India, which has 1.3 billion people, aims to immunize around 300 million people by July.
India launched one of the world’s largest coronavirus vaccination campaigns on Saturday as the coronavirus pandemic spread at a record rate and the number of COVID-19 deaths worldwide exceeded two million.
Indian Prime Minister Narendra Modi, who spoke to healthcare workers via video conference, will not immediately take the vaccine himself, as India initially prioritizes nurses, doctors and others in First line.
“We are launching the biggest vaccination campaign in the world and it shows the world our capacity,” Modi said in his speech. He implored citizens to remain vigilant and not to believe any “vaccine safety rumors”.
“Please don’t start to be carefree once you’ve been vaccinated, don’t take off your mask and don’t forget about social distancing,” Modi said.
The pure ladder has its obstacles. For example, India plans to rely heavily on a digital platform to track vaccine shipping and delivery. But public health experts point out that the internet remains spotty in large parts of the country, and some remote villages are completely disconnected.
India agreed to the emergency use of two vaccines: one developed by the University of Oxford and UK drug maker AstraZeneca, and another by Indian company Bharat Biotech on January 4. Cargo planes flew 16.5 million shots to various Indian cities last week.
Health experts fear that the regulatory shortcut taken to approve the Bharat Biotech vaccine without waiting for concrete data showing its effectiveness in preventing coronavirus disease could amplify the reluctance to vaccinate.
At least one state health minister has opposed its use.
India’s health ministry bristled at criticism and said the vaccines were safe, but argues that health workers will have no choice but to decide which one to receive.
According to Dr SP Kalantri – director of a rural hospital in Maharashtra, India’s worst affected state – such an approach was concerning as he said regulatory approval was rushed and not backed by science.
“In a hurry to be populist, the government [is] make decisions that might not be in the best interest of the common man, ”Kalantri said.
Against the backdrop of the rising death toll around the world from COVID-19 – it topped two million on Friday – time is running out to vaccinate as many people as possible. But the campaign has been uneven.
India is second after the United States with 10.5 million confirmed cases, and third in death toll, behind the United States and Brazil, with 152,000.

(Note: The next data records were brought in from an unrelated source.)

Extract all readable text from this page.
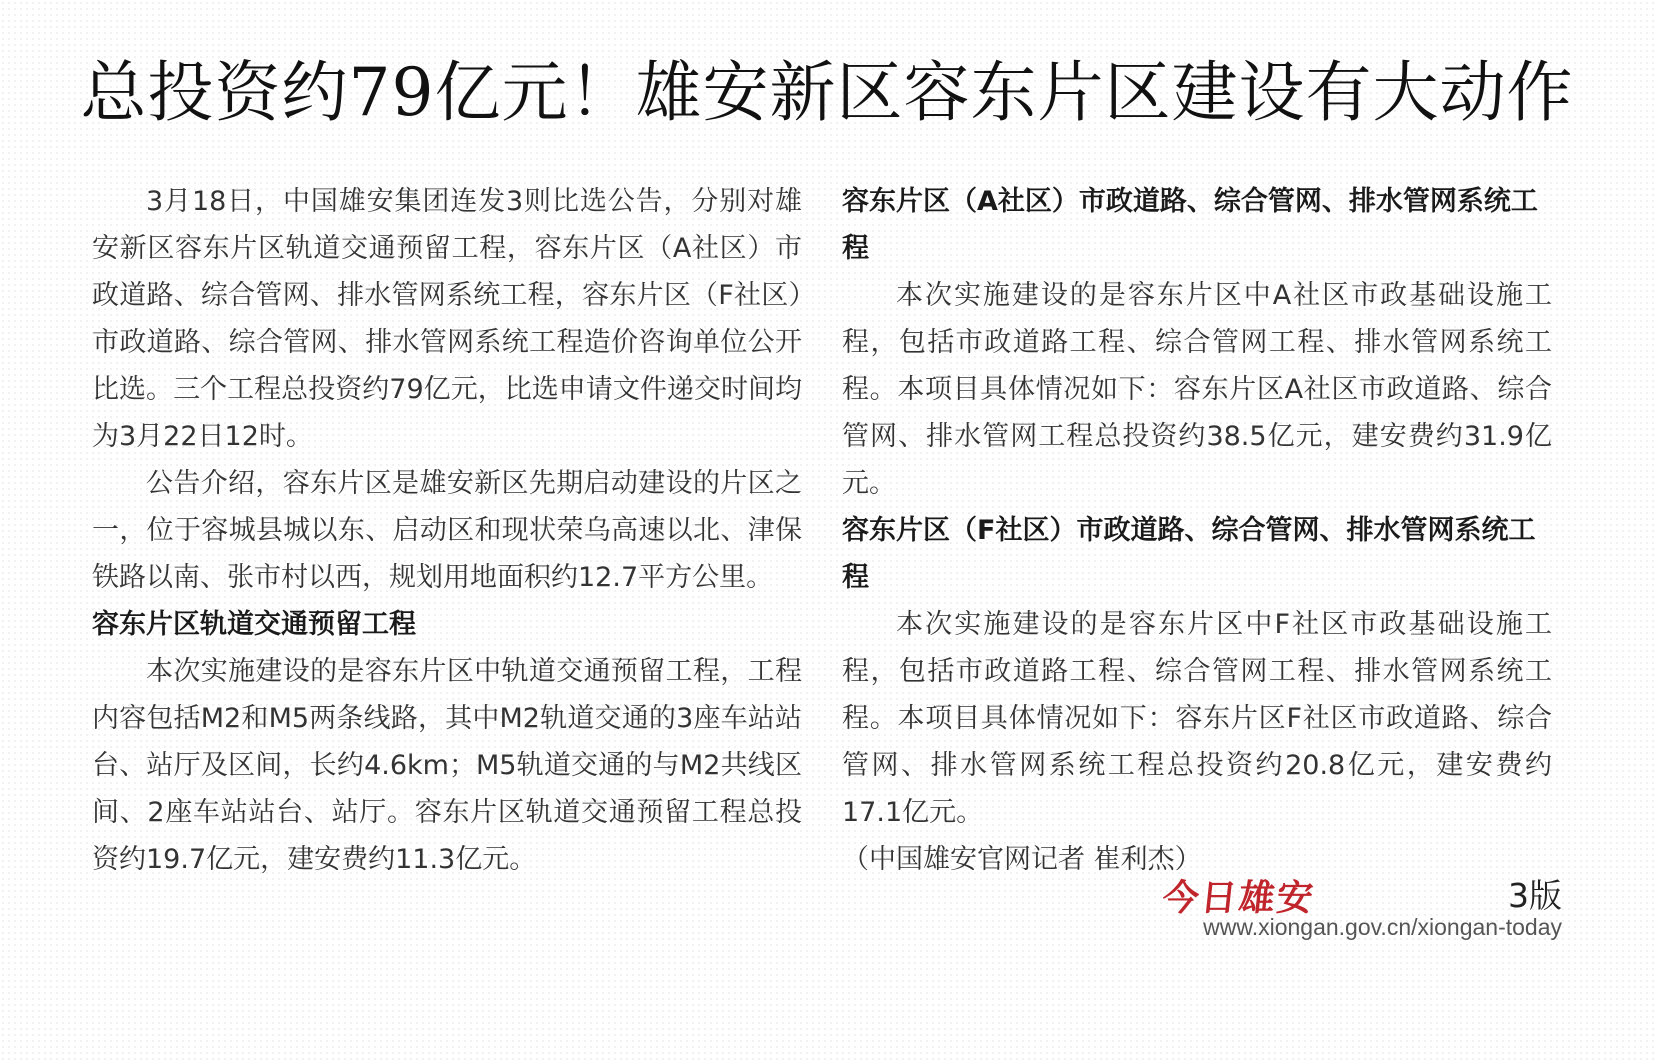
总投资约79亿元！雄安新区容东片区建设有大动作

3月18日，中国雄安集团连发3则比选公告，分别对雄安新区容东片区轨道交通预留工程，容东片区（A社区）市政道路、综合管网、排水管网系统工程，容东片区（F社区）市政道路、综合管网、排水管网系统工程造价咨询单位公开比选。三个工程总投资约79亿元，比选申请文件递交时间均为3月22日12时。

公告介绍，容东片区是雄安新区先期启动建设的片区之一，位于容城县城以东、启动区和现状荣乌高速以北、津保铁路以南、张市村以西，规划用地面积约12.7平方公里。

容东片区轨道交通预留工程

本次实施建设的是容东片区中轨道交通预留工程，工程内容包括M2和M5两条线路，其中M2轨道交通的3座车站站台、站厅及区间，长约4.6km；M5轨道交通的与M2共线区间、2座车站站台、站厅。容东片区轨道交通预留工程总投资约19.7亿元，建安费约11.3亿元。

容东片区（A社区）市政道路、综合管网、排水管网系统工程

本次实施建设的是容东片区中A社区市政基础设施工程，包括市政道路工程、综合管网工程、排水管网系统工程。本项目具体情况如下：容东片区A社区市政道路、综合管网、排水管网工程总投资约38.5亿元，建安费约31.9亿元。

容东片区（F社区）市政道路、综合管网、排水管网系统工程

本次实施建设的是容东片区中F社区市政基础设施工程，包括市政道路工程、综合管网工程、排水管网系统工程。本项目具体情况如下：容东片区F社区市政道路、综合管网、排水管网系统工程总投资约20.8亿元，建安费约17.1亿元。

（中国雄安官网记者 崔利杰）

今日雄安	3版
www.xiongan.gov.cn/xiongan-today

More than 35 million doses of various COVID-19 vaccines have been administered worldwide, according to the University of Oxford.
While the majority of COVID-19 vaccine doses have already been purchased by wealthy countries, COVAX – a UN-backed project to deliver vaccines to developing regions of the world – found itself running out of vaccines, d money and logistical assistance.
As a result, the chief scientist of the World Health Organization has warned that it is highly unlikely that herd immunity – which would require at least 70% of the planet vaccinated – will be achieved this year. As the disaster demonstrated, it is not enough to just switch off the virus in a few places, experts say.